I yank the paper back and hold it above my head. “Why do you think I wouldn’t let you?”

With her head down, her eyes meet mine. It’s something her mother did when she thought she knew what I’d say and wasn’t impressed. “Because wrestling is a boy’s sport. Girls are cheerleaders, not wrestlers.”

Now it’s my turn to lower my head. “Who the freakily flop told you that line of hogwash?”

Kellie stands taller, her face lighting up just a little. “Wait? Are you saying you would let me wrestle?”
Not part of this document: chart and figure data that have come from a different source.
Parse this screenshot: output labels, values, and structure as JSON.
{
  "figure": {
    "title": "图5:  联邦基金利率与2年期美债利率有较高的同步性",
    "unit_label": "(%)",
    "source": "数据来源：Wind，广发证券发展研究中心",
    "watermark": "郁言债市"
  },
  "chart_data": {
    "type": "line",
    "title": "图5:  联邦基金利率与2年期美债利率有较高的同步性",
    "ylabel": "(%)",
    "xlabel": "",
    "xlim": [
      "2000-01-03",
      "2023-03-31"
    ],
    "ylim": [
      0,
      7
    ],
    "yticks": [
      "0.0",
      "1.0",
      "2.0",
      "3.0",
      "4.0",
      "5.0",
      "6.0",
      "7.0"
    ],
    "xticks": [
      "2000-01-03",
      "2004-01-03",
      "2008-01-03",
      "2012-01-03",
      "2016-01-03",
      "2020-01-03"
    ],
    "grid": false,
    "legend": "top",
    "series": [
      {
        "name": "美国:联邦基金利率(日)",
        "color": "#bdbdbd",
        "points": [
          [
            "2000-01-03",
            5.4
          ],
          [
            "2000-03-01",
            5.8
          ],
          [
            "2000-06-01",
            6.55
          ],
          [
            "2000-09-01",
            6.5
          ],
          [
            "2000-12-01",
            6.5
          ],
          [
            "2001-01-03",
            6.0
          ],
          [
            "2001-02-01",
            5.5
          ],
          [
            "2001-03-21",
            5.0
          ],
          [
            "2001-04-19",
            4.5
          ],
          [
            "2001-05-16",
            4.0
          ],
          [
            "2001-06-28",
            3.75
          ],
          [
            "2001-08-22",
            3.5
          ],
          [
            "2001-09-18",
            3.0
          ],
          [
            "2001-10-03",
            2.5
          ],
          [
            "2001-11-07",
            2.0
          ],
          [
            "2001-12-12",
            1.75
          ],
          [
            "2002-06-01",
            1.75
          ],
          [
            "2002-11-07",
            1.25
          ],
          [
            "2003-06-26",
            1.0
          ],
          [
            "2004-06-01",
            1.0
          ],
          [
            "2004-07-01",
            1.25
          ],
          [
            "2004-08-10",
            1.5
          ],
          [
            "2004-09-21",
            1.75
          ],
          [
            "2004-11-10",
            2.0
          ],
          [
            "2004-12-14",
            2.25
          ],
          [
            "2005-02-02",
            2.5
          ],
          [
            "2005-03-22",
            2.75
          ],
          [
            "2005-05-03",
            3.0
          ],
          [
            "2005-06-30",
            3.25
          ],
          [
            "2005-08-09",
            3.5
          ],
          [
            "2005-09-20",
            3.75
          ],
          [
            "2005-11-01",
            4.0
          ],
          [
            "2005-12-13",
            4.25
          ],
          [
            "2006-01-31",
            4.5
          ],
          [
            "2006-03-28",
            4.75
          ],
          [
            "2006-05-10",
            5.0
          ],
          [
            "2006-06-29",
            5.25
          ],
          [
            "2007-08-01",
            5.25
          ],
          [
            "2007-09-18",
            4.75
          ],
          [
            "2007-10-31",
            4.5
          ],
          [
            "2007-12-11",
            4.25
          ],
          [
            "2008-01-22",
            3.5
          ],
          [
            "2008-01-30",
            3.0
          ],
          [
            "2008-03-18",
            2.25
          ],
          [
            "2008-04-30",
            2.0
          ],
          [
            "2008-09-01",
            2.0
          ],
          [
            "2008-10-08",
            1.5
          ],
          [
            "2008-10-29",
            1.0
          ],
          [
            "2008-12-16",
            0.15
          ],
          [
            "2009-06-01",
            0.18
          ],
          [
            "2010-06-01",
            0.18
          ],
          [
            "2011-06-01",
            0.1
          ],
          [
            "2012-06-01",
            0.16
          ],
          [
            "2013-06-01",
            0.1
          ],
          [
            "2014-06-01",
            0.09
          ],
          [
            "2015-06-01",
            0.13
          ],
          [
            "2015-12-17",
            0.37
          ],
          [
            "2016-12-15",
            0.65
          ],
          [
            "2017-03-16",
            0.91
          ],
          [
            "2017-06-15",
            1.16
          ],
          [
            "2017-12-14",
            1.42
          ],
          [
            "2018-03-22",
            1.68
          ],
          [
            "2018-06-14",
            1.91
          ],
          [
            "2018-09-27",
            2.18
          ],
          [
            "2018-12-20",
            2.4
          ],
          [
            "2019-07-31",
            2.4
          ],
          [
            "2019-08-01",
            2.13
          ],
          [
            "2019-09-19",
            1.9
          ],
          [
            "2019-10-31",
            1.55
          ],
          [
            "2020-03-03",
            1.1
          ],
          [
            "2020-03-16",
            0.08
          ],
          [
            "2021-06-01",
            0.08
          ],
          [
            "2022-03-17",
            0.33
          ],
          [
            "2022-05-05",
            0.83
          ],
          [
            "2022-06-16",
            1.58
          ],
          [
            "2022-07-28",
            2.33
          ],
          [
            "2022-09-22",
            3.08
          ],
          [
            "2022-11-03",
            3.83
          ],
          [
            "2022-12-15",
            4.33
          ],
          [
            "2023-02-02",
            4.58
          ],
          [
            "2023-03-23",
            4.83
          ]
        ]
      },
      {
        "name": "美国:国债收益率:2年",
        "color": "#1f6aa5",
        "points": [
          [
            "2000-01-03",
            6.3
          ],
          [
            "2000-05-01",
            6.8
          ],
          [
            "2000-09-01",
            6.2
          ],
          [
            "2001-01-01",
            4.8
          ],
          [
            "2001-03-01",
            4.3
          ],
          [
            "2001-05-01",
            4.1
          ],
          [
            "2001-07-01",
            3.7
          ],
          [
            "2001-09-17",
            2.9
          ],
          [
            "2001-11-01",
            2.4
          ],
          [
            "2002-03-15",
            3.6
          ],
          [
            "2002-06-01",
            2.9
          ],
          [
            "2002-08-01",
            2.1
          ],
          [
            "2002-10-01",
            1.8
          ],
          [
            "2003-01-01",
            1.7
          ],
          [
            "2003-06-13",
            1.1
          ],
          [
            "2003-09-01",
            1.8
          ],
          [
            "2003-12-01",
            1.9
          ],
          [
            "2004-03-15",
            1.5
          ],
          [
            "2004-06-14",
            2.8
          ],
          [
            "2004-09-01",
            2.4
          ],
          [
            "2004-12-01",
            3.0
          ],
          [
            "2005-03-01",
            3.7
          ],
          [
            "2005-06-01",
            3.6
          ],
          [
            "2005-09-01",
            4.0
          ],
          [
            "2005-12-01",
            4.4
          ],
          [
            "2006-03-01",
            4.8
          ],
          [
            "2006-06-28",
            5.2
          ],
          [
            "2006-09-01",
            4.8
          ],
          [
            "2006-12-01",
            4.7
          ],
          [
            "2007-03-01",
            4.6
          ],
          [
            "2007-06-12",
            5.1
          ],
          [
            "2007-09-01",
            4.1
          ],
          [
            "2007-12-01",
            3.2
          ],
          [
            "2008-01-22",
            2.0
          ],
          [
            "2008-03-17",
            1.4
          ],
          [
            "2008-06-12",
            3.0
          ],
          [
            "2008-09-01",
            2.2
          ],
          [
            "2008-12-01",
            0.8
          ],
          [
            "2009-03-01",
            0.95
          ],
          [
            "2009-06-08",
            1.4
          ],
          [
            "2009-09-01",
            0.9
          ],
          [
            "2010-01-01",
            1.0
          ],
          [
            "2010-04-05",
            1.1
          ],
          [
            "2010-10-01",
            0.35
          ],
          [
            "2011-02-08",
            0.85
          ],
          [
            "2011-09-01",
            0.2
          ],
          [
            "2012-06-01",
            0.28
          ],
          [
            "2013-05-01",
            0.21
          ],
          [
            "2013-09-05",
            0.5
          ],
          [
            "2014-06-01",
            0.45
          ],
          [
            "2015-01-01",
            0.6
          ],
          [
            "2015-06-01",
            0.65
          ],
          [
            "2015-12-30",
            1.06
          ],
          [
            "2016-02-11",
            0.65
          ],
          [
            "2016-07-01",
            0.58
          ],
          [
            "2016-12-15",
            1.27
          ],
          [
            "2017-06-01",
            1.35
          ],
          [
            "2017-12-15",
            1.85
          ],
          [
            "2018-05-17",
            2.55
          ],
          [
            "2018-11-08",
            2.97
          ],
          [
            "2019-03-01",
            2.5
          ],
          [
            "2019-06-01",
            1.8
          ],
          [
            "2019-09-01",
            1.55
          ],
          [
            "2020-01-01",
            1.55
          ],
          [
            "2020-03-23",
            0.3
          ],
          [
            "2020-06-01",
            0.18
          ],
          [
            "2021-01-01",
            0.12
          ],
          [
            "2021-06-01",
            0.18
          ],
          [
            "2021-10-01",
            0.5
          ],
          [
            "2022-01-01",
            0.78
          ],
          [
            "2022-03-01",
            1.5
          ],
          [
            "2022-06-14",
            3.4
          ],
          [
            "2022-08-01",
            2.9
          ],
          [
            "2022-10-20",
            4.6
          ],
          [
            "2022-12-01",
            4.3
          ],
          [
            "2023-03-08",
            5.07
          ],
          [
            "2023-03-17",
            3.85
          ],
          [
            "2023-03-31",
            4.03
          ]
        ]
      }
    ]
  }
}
“Why wouldn’t I? Girls’ wrestling has been around for several years now. I would never say you couldn’t because you’re a girl. Hell, if you wanted to play football, I’d let you try.” I lift the paper and slap it against the wall so I can sign it. “Did you know I wrestled in high school?”

“You did? Were you any good?” Walking over, Kellie peeks up at me, rising to her tiptoes, astonished that I’m actually signing.

I pause my signature and look down at her from the corner of my eye. “Three-time state champion. I would’ve won it my freshman year too, but I caught the flu right before state and had to forfeit. I can’t believe I’ve never told you that before.” Once I sign and date the permission slip, I hand it back to her. “Next time, don’t listen to Grandma Susanne. Come to me. Have I ever told you that you couldn’t do something simply because you’re a girl?”

Even though Kellie didn’t throw my bitch of a mother-in-law under the bus, I know she’s the guilty party who said these awful lies.